Understanding the importance of a few CVEs on one server is easy; scaling that to tens of thousands of servers leaves you drowning in hundreds of thousands of CVEs.
For analysts, the goal of CTI was “maximum context.”
For engineers, it’s the opposite: clean, structured, machine-readable data.
Most of the time, it’s not a human consuming the CTI. It’s the system they built.
This is why the CTI strategy for engineers is built around enrichment: improving the quality and structure of the data their systems rely on.
Q:
My detections produce too many false positives. How do I reduce them?
How CTI helps:
— Automatic correlation with external reputation sources
— Normalized risk scoring
— Noise-reducing global allow/deny lists
Q:
Patch management at scale is overwhelming. How do I prioritize?
How CTI helps:
— Exploitation-in-the-wild intelligence
— Threat actor usage patterns
— Sector/region-specific CVE trends
— Alignment with CISA KEV or similar authoritative lists
Q:
How do I secure our software supply chain at scale?
How CTI helps:
— Compromise history of popular libraries
— Malicious package trends
— Version-level risk scoring
— SBOM enrichment and dependency insight
3) Leaders
Head of Security, Director, InfoSec Manager, CISO
Security leaders act as the bridge between the company’s executive management and the security team. In practice this means:
Answering questions and requests from the executive layer,
Identifying security needs and convincing leadership to invest in them.

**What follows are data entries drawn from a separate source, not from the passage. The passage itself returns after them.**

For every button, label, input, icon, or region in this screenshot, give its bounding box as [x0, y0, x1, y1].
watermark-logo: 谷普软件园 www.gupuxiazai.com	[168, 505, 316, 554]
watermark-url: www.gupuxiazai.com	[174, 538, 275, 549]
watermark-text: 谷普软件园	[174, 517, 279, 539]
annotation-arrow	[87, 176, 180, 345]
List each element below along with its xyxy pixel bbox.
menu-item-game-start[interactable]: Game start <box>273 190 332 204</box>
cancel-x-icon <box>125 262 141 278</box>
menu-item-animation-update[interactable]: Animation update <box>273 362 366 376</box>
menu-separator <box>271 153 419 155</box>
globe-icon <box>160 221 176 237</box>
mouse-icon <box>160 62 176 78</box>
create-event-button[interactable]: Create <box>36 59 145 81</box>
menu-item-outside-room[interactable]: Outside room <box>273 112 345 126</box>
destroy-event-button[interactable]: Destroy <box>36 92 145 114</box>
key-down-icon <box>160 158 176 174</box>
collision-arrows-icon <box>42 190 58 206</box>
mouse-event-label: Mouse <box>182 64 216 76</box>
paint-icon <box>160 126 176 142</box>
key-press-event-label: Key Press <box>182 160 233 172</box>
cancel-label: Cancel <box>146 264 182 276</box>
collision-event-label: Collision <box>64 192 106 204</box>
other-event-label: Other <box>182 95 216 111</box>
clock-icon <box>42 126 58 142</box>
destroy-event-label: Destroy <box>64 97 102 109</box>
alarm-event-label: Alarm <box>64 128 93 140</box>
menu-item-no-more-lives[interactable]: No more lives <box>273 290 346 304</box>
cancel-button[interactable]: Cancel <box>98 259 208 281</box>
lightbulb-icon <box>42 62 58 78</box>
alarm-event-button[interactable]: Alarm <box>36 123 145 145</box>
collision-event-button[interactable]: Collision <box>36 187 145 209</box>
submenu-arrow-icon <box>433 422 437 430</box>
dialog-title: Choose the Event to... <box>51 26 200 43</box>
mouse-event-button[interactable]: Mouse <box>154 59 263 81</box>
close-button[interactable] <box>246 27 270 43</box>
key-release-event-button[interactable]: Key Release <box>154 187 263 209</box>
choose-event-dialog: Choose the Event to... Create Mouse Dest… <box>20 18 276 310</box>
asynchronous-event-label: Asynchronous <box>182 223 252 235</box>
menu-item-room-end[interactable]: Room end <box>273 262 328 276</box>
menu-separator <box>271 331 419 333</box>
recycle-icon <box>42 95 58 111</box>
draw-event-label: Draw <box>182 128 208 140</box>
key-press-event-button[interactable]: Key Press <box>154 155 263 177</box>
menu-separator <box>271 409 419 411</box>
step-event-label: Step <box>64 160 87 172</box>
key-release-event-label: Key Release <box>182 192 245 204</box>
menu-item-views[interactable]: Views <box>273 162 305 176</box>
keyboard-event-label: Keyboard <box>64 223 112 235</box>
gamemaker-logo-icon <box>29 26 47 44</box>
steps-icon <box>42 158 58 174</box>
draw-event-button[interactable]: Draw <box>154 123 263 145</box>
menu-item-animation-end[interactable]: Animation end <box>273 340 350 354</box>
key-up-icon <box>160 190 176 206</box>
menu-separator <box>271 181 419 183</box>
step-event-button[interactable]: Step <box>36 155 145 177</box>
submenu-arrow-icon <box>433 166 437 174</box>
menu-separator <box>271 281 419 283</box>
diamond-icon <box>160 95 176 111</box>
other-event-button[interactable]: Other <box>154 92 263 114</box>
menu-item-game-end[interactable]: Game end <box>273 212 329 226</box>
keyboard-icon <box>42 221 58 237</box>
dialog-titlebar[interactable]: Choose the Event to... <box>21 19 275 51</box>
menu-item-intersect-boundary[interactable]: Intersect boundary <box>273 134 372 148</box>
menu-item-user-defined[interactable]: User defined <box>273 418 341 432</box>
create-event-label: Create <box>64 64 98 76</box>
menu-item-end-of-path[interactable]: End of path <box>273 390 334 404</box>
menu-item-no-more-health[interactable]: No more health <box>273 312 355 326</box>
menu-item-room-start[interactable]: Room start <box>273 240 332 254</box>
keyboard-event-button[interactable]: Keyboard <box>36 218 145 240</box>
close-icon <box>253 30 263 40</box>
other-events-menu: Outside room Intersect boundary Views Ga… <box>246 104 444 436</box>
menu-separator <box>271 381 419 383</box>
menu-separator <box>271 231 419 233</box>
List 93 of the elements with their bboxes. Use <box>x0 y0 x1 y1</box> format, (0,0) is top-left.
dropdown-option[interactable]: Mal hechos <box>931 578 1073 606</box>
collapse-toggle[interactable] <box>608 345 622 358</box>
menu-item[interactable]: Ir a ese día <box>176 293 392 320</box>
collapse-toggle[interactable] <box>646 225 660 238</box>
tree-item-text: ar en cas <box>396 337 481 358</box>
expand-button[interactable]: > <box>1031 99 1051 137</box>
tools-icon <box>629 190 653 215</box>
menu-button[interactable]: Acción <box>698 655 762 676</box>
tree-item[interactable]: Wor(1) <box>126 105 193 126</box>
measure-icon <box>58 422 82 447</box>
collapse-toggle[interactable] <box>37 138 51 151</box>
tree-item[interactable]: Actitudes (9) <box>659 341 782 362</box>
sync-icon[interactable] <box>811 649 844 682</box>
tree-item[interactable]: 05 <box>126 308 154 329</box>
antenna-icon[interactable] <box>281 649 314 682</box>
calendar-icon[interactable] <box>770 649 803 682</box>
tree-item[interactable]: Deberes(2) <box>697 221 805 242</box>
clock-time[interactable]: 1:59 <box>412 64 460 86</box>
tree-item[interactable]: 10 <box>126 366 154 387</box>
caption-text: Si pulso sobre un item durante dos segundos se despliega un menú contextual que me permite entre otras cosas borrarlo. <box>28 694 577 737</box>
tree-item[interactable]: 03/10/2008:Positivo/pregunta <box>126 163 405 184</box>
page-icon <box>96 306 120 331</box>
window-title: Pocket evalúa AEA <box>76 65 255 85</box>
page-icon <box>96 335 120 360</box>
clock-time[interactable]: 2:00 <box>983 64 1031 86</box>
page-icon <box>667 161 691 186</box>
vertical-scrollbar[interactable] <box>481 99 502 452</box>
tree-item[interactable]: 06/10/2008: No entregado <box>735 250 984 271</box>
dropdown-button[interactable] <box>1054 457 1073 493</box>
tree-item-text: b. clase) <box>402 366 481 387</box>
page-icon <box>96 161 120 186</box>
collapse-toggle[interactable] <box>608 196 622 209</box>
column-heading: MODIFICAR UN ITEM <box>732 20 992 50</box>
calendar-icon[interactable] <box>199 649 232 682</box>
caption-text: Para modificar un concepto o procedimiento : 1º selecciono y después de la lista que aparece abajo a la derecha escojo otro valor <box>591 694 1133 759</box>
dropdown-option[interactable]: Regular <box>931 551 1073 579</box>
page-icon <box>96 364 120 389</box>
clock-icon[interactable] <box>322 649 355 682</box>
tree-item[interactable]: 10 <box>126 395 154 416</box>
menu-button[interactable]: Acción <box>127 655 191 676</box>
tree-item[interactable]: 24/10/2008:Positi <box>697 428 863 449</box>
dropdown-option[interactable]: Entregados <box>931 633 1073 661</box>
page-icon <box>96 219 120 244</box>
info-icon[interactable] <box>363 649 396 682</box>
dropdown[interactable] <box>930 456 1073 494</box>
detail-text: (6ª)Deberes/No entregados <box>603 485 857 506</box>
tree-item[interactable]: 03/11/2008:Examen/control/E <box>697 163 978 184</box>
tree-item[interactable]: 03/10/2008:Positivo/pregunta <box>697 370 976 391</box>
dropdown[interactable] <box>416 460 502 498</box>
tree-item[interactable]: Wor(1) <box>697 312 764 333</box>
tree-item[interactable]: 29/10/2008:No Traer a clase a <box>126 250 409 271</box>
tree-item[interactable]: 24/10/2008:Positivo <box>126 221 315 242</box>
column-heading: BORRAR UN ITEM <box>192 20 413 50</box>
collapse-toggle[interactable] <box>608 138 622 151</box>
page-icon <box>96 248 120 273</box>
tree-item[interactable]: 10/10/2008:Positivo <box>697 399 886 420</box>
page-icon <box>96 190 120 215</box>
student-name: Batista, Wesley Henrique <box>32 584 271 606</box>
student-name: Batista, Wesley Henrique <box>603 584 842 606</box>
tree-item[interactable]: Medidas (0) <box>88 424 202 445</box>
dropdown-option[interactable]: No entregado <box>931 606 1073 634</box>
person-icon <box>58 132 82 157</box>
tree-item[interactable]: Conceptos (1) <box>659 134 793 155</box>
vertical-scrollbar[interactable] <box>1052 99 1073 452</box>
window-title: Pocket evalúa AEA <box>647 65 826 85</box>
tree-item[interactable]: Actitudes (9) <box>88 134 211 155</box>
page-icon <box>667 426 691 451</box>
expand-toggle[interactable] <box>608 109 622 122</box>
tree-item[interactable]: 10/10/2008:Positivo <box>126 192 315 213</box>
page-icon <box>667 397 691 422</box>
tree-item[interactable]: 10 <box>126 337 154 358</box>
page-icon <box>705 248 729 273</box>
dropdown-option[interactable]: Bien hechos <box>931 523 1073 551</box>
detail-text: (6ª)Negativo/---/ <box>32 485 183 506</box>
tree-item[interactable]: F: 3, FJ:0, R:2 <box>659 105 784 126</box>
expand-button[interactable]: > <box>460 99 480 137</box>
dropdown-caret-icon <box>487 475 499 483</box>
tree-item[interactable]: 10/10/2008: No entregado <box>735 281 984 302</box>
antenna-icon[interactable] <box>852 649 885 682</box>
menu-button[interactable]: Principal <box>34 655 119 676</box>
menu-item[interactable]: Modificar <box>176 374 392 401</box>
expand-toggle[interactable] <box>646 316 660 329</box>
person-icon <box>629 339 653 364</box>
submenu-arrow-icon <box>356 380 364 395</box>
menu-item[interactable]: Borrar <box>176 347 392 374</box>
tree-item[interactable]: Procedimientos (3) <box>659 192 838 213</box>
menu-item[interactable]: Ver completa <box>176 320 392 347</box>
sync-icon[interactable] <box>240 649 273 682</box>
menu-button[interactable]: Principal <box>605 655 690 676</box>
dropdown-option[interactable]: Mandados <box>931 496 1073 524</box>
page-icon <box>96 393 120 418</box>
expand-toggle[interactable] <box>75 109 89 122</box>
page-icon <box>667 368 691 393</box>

They often use tools like risk catalogs, maturity frameworks, SWOT analyses, and industry benchmarks. Their biggest challenge is building a compelling narrative that justifies investment. A block of forensic output or malware analysis is useless to them unless it’s translated into business-level meaning.
This is why the CTI strategy for leaders is interpretation.
The value comes not from raw intel, but from connecting the dots into a coherent story.
Q:
A new attack/vulnerability is all over the news. Does it affect us? Do I need to notify the executives?
How CTI helps:
— Targeting patterns of the campaign
— Active exploitation status
— Business impact ready summaries
— Executive friendly briefing materials
Q:
A threat actor claims they have our data. Is the claim legitimate? Do I need to involve the data protection office?
How CTI helps:
— Verification of leaked data (samples, patterns, previews)
— Dark web/voucher analysis
— Actor motivation and credibility
— Regulatory impact assessment
Q:
We might be impacted by campaign XYZ. What is the typical impact on its victims?
How CTI helps:
— Activities observed on other victims
— Potential business impacts (downtime, financial loss, exposure)
— Actor targeting criteria
— Executive-level narrative translation
Q:
We’re preparing a use case to procure a new security product. What are the sector/regional trends? What do the attackers targeting us look like?
How CTI helps:
— Sector-specific threat trend reports
— Benchmarking against similar organizations
— Threat landscape summaries
— Adversary motivation and sophistication profiles
Conclusion
A CTI program is only effective if it knows exactly who it serves. Analysts, engineers, and leaders consume intelligence in completely different ways, speak different languages, and expect different outputs. The goal is to deliver the right information to the right profile in the right format.
Analysts need speed.
Engineers need scale.
Leaders need narrative.
And the true value of threat intelligence lies in empowering the right decision maker at the right moment, with the right context.